Remember, there is no right or wrong way to grieve. If journaling is something that resonates with you, here are some journaling prompts to use when you’re grieving:
- Today, I’m having a hard time with…
- One thing I want to remember about them is…
- Describe a memory with your loved one that makes you laugh.
- Describe a memory with your loved one that makes you cry.
- What was their favorite holiday?
- Keep a running list of activities you can turn to in order to feel better.
- One cause they were passionate about is…
- Today, I miss…
- Write down a list of people you can turn to for support, either in person or virtually.
- One feeling I’ve felt coming up a lot lately is…
- Write about where you feel your grief in your body. Where does your grief stay?
- Where does your mind go when you let it wander?
- What is one thing you could try to make today easier on yourself?
- I need more of…
- I need less of…
- What is something that makes you feel taken care of?
- Do you feel comfortable asking for help? Why or why not?
- I feel most connected to my loved one when…
- What is a way you can celebrate your loved one’s memory? Can you plant something, cook something, watch something, volunteer something?
- One thing I wish I could do over with them is…
- If I could forgive them for something, it would be…
- If I could forgive myself for something, it would be…
- Write about a time you got along well with your loved one.

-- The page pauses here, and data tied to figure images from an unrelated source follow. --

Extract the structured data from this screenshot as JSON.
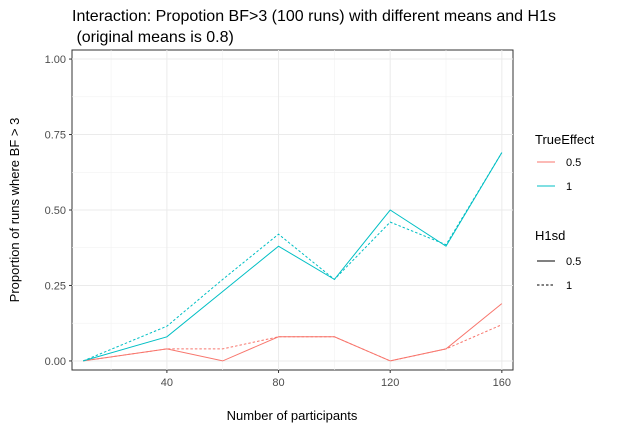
{
  "chart_data": {
    "type": "line",
    "title_line1": "Interaction: Propotion BF>3 (100 runs) with different means and H1s",
    "title_line2": " (original means is 0.8)",
    "xlabel": "Number of participants",
    "ylabel": "Proportion of runs where BF > 3",
    "x": [
      10,
      40,
      60,
      80,
      100,
      120,
      140,
      160
    ],
    "xlim": [
      6,
      164
    ],
    "ylim": [
      -0.03,
      1.03
    ],
    "x_ticks": [
      40,
      80,
      120,
      160
    ],
    "x_tick_labels": [
      "40",
      "80",
      "120",
      "160"
    ],
    "y_ticks": [
      0,
      0.25,
      0.5,
      0.75,
      1.0
    ],
    "y_tick_labels": [
      "0.00",
      "0.25",
      "0.50",
      "0.75",
      "1.00"
    ],
    "grid": true,
    "legend_position": "right",
    "legend": {
      "color_title": "TrueEffect",
      "color_items": [
        {
          "label": "0.5",
          "color": "#F8766D"
        },
        {
          "label": "1",
          "color": "#00BFC4"
        }
      ],
      "linetype_title": "H1sd",
      "linetype_items": [
        {
          "label": "0.5",
          "dash": "solid"
        },
        {
          "label": "1",
          "dash": "dotted"
        }
      ]
    },
    "series": [
      {
        "true_effect": "0.5",
        "h1sd": "0.5",
        "color": "#F8766D",
        "dash": "solid",
        "values": [
          0.0,
          0.04,
          0.0,
          0.08,
          0.08,
          0.0,
          0.04,
          0.19
        ]
      },
      {
        "true_effect": "0.5",
        "h1sd": "1",
        "color": "#F8766D",
        "dash": "dotted",
        "values": [
          0.0,
          0.04,
          0.04,
          0.08,
          0.08,
          0.0,
          0.04,
          0.12
        ]
      },
      {
        "true_effect": "1",
        "h1sd": "0.5",
        "color": "#00BFC4",
        "dash": "solid",
        "values": [
          0.0,
          0.08,
          0.23,
          0.38,
          0.27,
          0.5,
          0.38,
          0.69
        ]
      },
      {
        "true_effect": "1",
        "h1sd": "1",
        "color": "#00BFC4",
        "dash": "dotted",
        "values": [
          0.0,
          0.115,
          0.27,
          0.42,
          0.27,
          0.46,
          0.385,
          0.69
        ]
      }
    ]
  }
}
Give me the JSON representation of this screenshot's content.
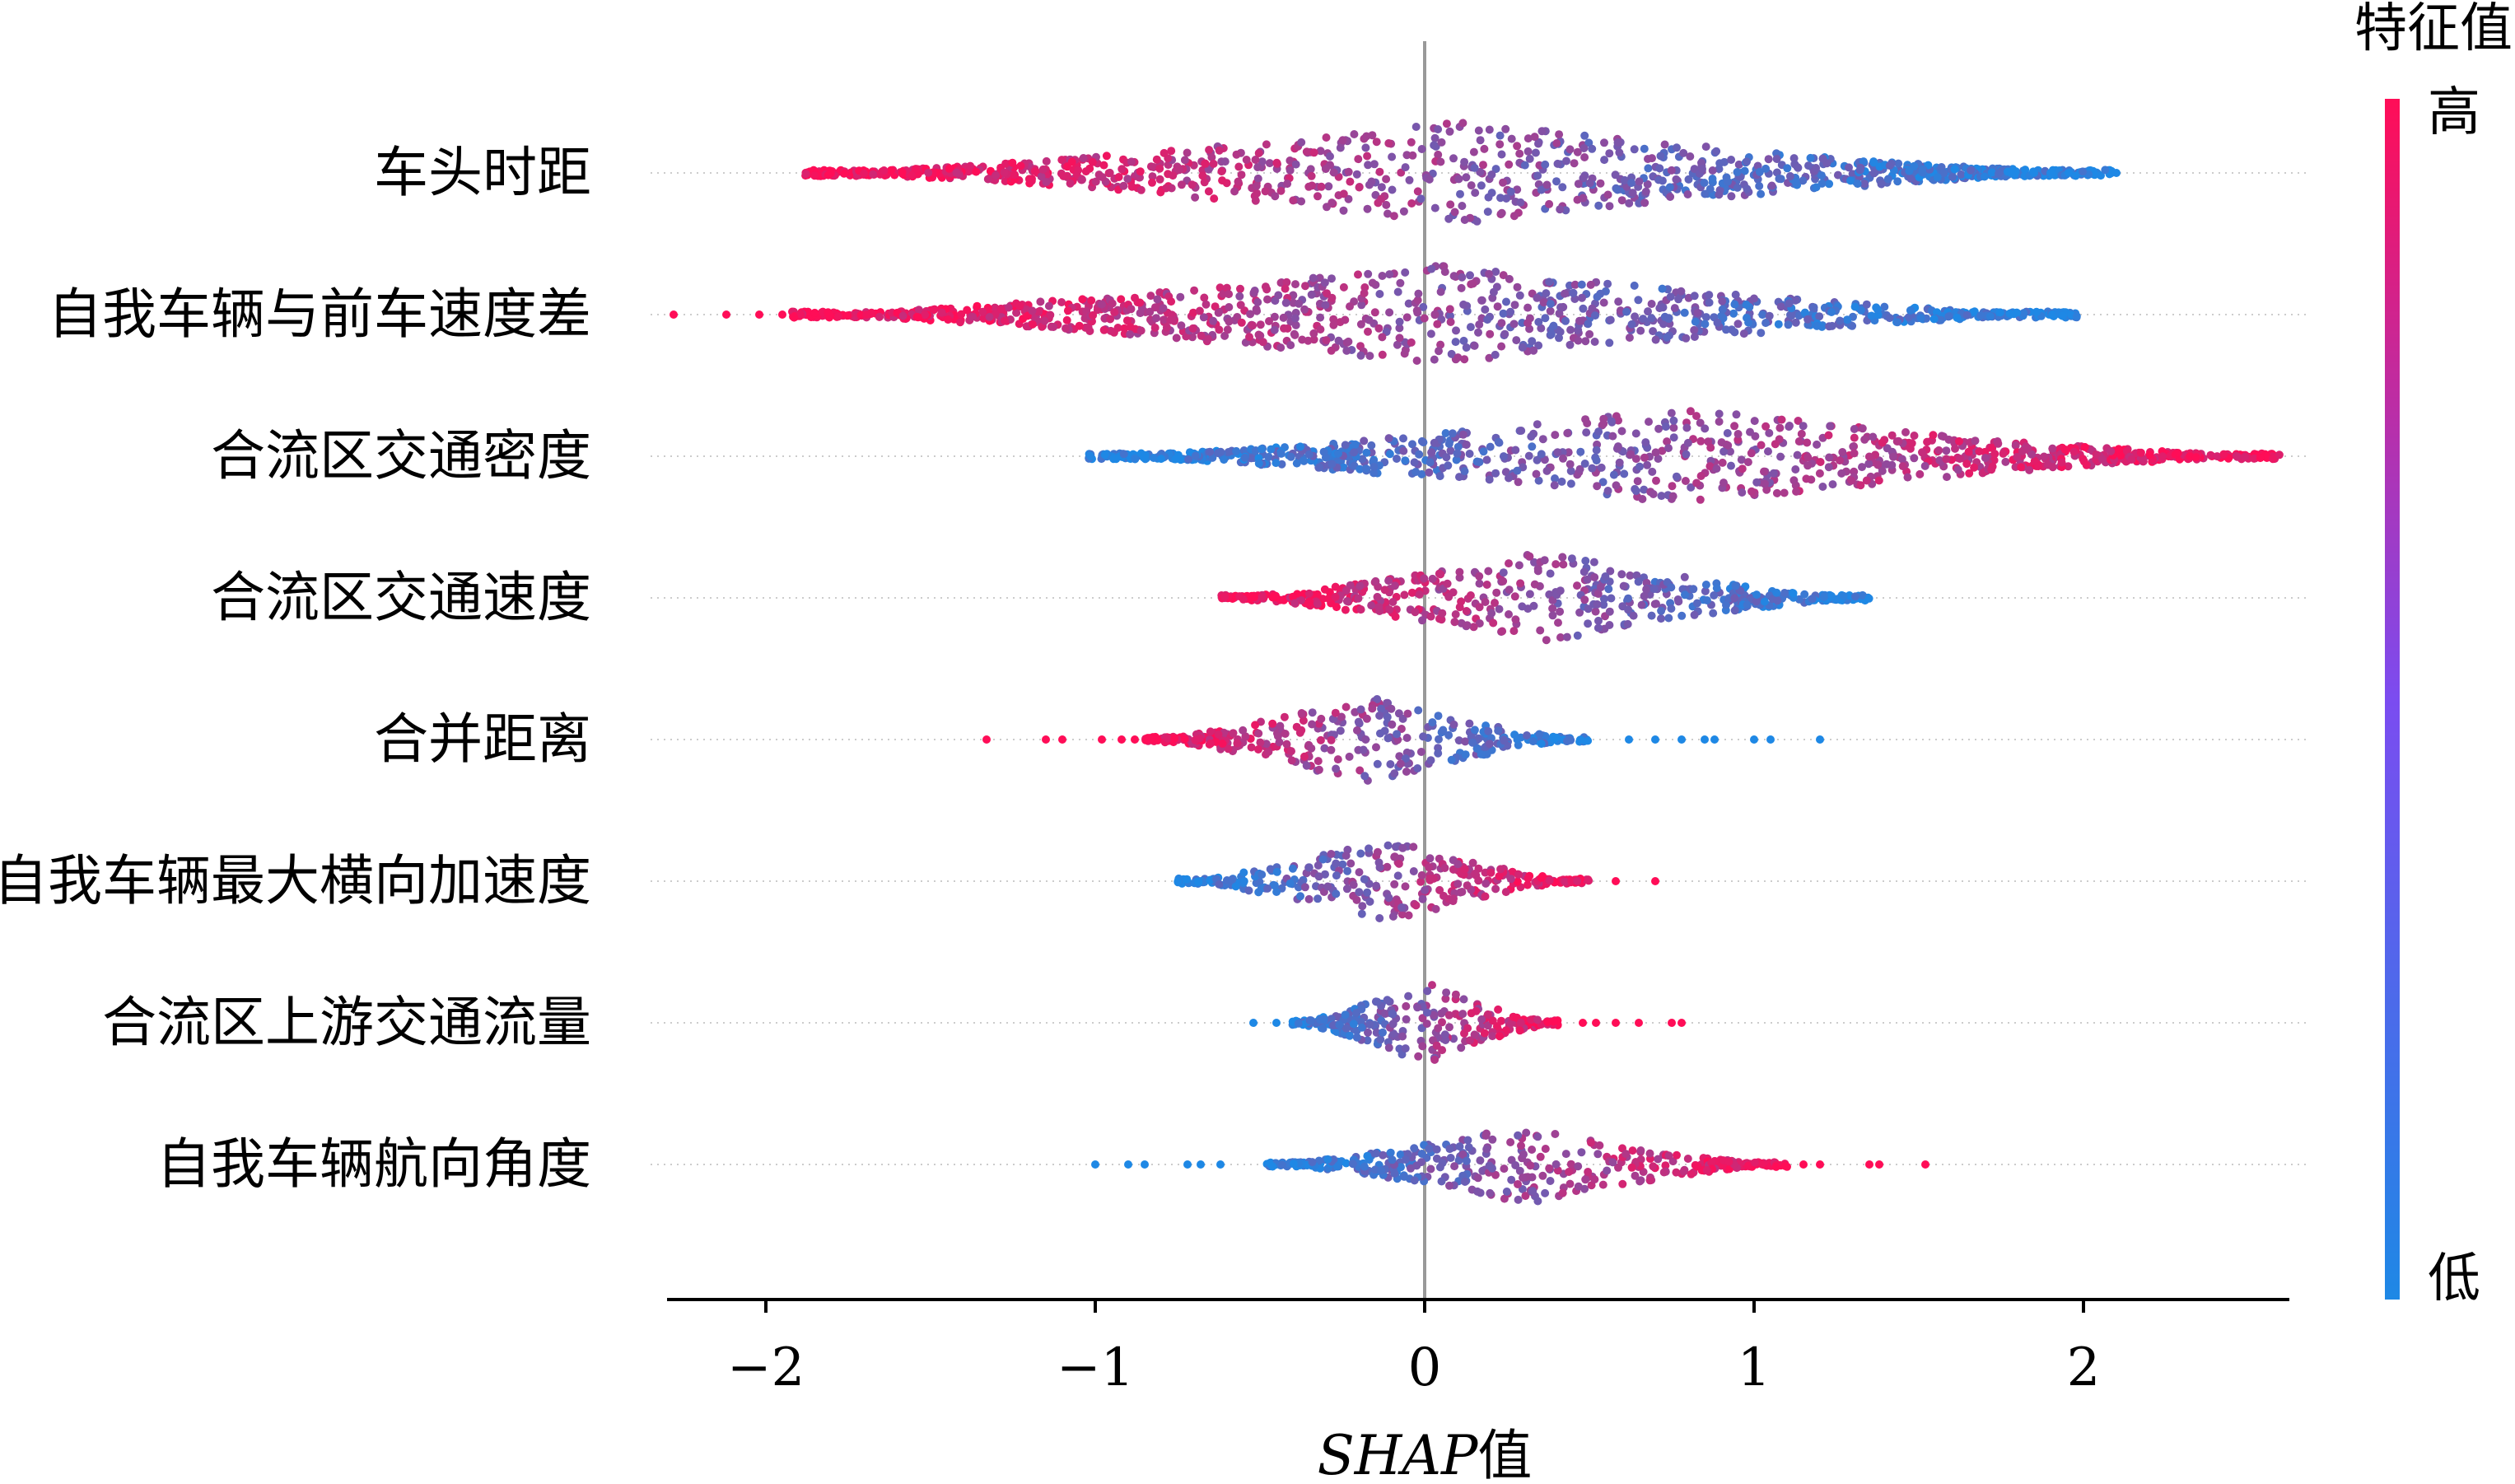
{
  "chart_data": {
    "type": "scatter",
    "subtype": "shap-beeswarm",
    "xlabel_italic": "SHAP",
    "xlabel_suffix": "值",
    "ylabel": "",
    "xlim": [
      -2.3,
      2.6
    ],
    "xticks": [
      {
        "value": -2,
        "label": "−2"
      },
      {
        "value": -1,
        "label": "−1"
      },
      {
        "value": 0,
        "label": "0"
      },
      {
        "value": 1,
        "label": "1"
      },
      {
        "value": 2,
        "label": "2"
      }
    ],
    "zero_line": true,
    "grid": false,
    "colorbar": {
      "title": "特征值",
      "high_label": "高",
      "low_label": "低",
      "high_color": "#ff0d57",
      "low_color": "#1e88e5"
    },
    "features": [
      {
        "name": "车头时距",
        "range": [
          -1.88,
          2.1
        ],
        "high_side": "left",
        "outliers": [
          1.78,
          1.85,
          1.9,
          2.1
        ]
      },
      {
        "name": "自我车辆与前车速度差",
        "range": [
          -1.92,
          1.98
        ],
        "high_side": "left",
        "outliers": [
          -2.28,
          -2.12,
          -2.02,
          -1.95
        ]
      },
      {
        "name": "合流区交通密度",
        "range": [
          -1.02,
          2.6
        ],
        "high_side": "right",
        "outliers": []
      },
      {
        "name": "合流区交通速度",
        "range": [
          -0.63,
          1.35
        ],
        "high_side": "left",
        "outliers": []
      },
      {
        "name": "合并距离",
        "range": [
          -0.85,
          0.5
        ],
        "high_side": "left",
        "outliers": [
          -1.33,
          -1.15,
          -1.1,
          -0.98,
          -0.92,
          -0.88,
          0.62,
          0.7,
          0.78,
          0.85,
          0.88,
          1.0,
          1.05,
          1.2
        ]
      },
      {
        "name": "自我车辆最大横向加速度",
        "range": [
          -0.75,
          0.5
        ],
        "high_side": "right",
        "outliers": [
          0.58,
          0.7
        ]
      },
      {
        "name": "合流区上游交通流量",
        "range": [
          -0.42,
          0.42
        ],
        "high_side": "right",
        "outliers": [
          -0.52,
          -0.45,
          0.48,
          0.52,
          0.58,
          0.65,
          0.75,
          0.78
        ]
      },
      {
        "name": "自我车辆航向角度",
        "range": [
          -0.48,
          1.1
        ],
        "high_side": "right",
        "outliers": [
          -1.0,
          -0.9,
          -0.85,
          -0.72,
          -0.68,
          -0.62,
          1.15,
          1.2,
          1.35,
          1.38,
          1.52
        ]
      }
    ]
  }
}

- Write about a time you had difficulty getting along with your loved one.
- If you could tell your loved one about your day, what would you tell them?
- How did your loved one make you feel?
- Write a mantra you can return to when you feel overwhelmed by grief.
- What is something you wish your support system would understand?
- What is something you wish your support system could help with.
- What songs make you think of them?
- Make a photo collage in your journal with some of your favorite pictures of them.
- Is there anyone else I know going through this right now? How can we support each other?
If you’re looking for more support during your grieving process, our clinicians can help during the grief recovery process. We also offer online therapy appointments for residents in California, Colorado, and Texas. Get in touch with us today to see how we can help you move one step closer to a healthier and happier life!
I am just three months into the process since my husband’s death and I was searching for writing prompts.
My husband passed away four months ago. I am about to go back to work, and I’m very nervous about it because I won’t be able to process my grief anytime it comes up, the way I have been doing while on leave from work.
A grief counselor from Tender Hearts (David Kessler’s grief community) suggested that I schedule time for my grief during the work day, and that one thing I can do during these scheduled times is to journal. I did a search for journal prompts for grief and this was the first list of prompts that came up on Google Search. Thank you so much for publishing this list and helping those of us who are grieving the loss of loved ones.